In many countries, like here in Kenya, people have been forced to abandon their homes in order to survive. Climate change is exacerbating already existing water shortages, leading to drought and famine. Scientists believe that situations like these will become even more common in the future.
Climate change can also have the oppositie effect: too much water - resulting in severe flooding. Extreme weather events, like here in Haiti, are expected to become more frequent in coming decades. The World Bank has urgently warned of the drastic consequences from global warming. Climate experts predict a median temperature increase of 4 degrees Celsius.
Sea levels are risng 60 percent faster than expected, researchers warn. Small island nations are at risk of disappearing into the sea. At the climater summit, the Association of Small Island States (AOSIS) has called for a faster reduction of emissions by larger countries.
As a result of rising sea levels, more salt water seeps into the ground on land, exposing vegetation to higher salinity, as on this island in Micronesia. The negative impact on plant life also presents agriculture in coastal regions with considerable problems and can make fresh water wells unpotable.
The Amazon rain forest in Brazil protects the climate by absorbing CO². But since the weather is growing hotter and drier in the region, the forest is under threat from global warming. In a worst-case scenario, the jungle could even be tranformed from a carbon dioxide absorber to a carbon dioxide emitter.
In the summer of 2012 parts of the United States suffered a severe drought. This farmer in Arkansas did not have enough water. The result: His corn cobs were much smaller than usual. To feed a growing world population, however, agriculture will have to adapt to the changing climatic conditions.
Some 85 percent of Greenland is covered with ice. Due to global warming, the ice shield is melting rapidly - and the sea level is rising. What's more, when the Arctic ice cap melts, the darker liquified water will absorb more heat, which otherwise would have been reflected back into space, increasing the warming effects.
The ice of the Antarctic is more stable than Greenland's ice shield. The most recent measurements, however, indicate that the Antarctic has been losing ice over the last 20 years - the period during which exact satellite measurements have been conducted.
The permafrost regions of the Arctic are also melting, releasing greenhouse gases, such as CO² and methane.

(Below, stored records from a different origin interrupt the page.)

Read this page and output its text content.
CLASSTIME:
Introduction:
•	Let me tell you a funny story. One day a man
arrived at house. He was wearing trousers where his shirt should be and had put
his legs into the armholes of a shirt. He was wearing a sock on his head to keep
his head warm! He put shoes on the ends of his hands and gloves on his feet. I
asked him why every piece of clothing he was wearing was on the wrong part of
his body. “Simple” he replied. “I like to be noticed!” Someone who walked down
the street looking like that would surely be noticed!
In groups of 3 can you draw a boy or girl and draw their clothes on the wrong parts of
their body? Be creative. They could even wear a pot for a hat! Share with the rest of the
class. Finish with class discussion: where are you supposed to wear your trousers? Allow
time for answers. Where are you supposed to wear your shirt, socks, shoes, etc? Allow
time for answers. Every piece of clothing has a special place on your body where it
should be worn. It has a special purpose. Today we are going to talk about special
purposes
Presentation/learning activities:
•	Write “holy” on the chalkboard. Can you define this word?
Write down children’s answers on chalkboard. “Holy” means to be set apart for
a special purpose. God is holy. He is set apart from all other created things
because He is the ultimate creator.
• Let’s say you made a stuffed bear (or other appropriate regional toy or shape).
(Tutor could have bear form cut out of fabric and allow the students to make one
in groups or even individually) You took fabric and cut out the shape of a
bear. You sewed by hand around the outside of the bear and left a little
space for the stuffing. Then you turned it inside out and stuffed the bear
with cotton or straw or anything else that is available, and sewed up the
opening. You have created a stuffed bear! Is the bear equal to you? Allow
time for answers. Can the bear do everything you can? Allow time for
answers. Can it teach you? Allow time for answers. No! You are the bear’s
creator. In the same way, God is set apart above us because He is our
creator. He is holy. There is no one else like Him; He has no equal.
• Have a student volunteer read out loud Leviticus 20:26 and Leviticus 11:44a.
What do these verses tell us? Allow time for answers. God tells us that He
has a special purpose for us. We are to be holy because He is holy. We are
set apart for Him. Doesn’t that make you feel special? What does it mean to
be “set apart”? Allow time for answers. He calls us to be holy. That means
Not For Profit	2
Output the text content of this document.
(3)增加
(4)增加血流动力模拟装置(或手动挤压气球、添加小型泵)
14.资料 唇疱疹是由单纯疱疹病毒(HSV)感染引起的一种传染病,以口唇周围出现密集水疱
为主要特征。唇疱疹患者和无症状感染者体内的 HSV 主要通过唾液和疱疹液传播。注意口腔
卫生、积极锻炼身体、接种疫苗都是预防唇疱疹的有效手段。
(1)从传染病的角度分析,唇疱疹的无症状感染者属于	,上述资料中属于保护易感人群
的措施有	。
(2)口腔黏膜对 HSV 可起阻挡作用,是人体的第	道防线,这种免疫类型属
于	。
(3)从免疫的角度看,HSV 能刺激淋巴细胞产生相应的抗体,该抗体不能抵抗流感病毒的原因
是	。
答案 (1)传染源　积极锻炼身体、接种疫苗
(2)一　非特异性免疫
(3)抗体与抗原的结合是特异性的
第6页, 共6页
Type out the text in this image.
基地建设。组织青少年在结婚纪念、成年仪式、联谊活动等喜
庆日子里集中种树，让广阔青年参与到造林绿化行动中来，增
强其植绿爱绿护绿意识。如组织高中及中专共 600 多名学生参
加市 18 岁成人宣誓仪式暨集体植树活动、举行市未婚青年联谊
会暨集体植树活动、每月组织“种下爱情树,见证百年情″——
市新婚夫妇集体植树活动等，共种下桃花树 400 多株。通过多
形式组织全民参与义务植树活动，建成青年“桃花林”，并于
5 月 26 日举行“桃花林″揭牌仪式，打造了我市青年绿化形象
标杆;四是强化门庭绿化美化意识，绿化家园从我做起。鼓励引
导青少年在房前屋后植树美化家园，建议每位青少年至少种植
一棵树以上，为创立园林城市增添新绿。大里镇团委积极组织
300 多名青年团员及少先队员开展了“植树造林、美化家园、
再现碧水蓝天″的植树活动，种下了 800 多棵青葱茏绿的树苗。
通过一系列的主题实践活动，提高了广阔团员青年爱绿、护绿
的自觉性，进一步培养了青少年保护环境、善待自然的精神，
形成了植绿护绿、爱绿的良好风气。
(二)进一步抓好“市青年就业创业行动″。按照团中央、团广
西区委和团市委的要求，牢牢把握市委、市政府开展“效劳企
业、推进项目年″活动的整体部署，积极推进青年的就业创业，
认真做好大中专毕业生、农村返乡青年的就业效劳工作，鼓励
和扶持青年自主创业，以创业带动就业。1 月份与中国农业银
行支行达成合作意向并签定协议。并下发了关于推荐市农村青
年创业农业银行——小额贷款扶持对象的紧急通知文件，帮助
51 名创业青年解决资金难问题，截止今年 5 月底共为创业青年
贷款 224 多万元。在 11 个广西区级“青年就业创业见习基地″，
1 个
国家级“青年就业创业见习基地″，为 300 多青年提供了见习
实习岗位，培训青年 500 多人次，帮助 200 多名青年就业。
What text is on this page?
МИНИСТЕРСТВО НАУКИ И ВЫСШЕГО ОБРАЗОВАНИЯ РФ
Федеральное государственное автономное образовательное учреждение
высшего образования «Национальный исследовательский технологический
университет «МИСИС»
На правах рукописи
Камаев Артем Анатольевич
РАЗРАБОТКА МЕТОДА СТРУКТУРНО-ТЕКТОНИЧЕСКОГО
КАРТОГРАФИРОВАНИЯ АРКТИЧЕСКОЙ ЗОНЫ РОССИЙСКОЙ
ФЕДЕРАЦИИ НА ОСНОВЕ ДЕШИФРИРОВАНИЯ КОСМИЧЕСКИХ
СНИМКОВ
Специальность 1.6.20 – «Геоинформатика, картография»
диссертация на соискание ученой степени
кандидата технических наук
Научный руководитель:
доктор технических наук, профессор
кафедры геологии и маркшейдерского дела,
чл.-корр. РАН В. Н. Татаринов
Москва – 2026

Scientists fear that, over the long-term, this could lead to a so-called feedback effect in which the melting permafrost causes a further warming of the climate. Researchers, like here in Greenland, spend a lot of time monitoring emissions.
As oceans absorb more and more CO², this leads to acidification, lowering the pH of the water. This has an impact on sea life, such as mussels, sea snails, or crustaceans: Their shells become lighter and thinner. In waters off the island of Spitsbergen in the North Atlantic scientists are studying the effects on ocean life.
Coral reefs are also affected by more acidic water, like here on the Great Barrier Reef in Australia. High levels of acidity degrade the reefs. For many people, reefs full of fish are an extremely important food source. Many smaller countries depend on coral reef tourism.
In the mountainous Himalayan country of Bhutan, monsoon rains are beginning later than they used to and are not as substantial. This, according to the United Nations, has reduced the amount of water available for growing rice.
Heat waves, drought, melting glaciers, mercurial weather patterns are factors attributed to climate change. And they are noticeable everywhere. But what comes next?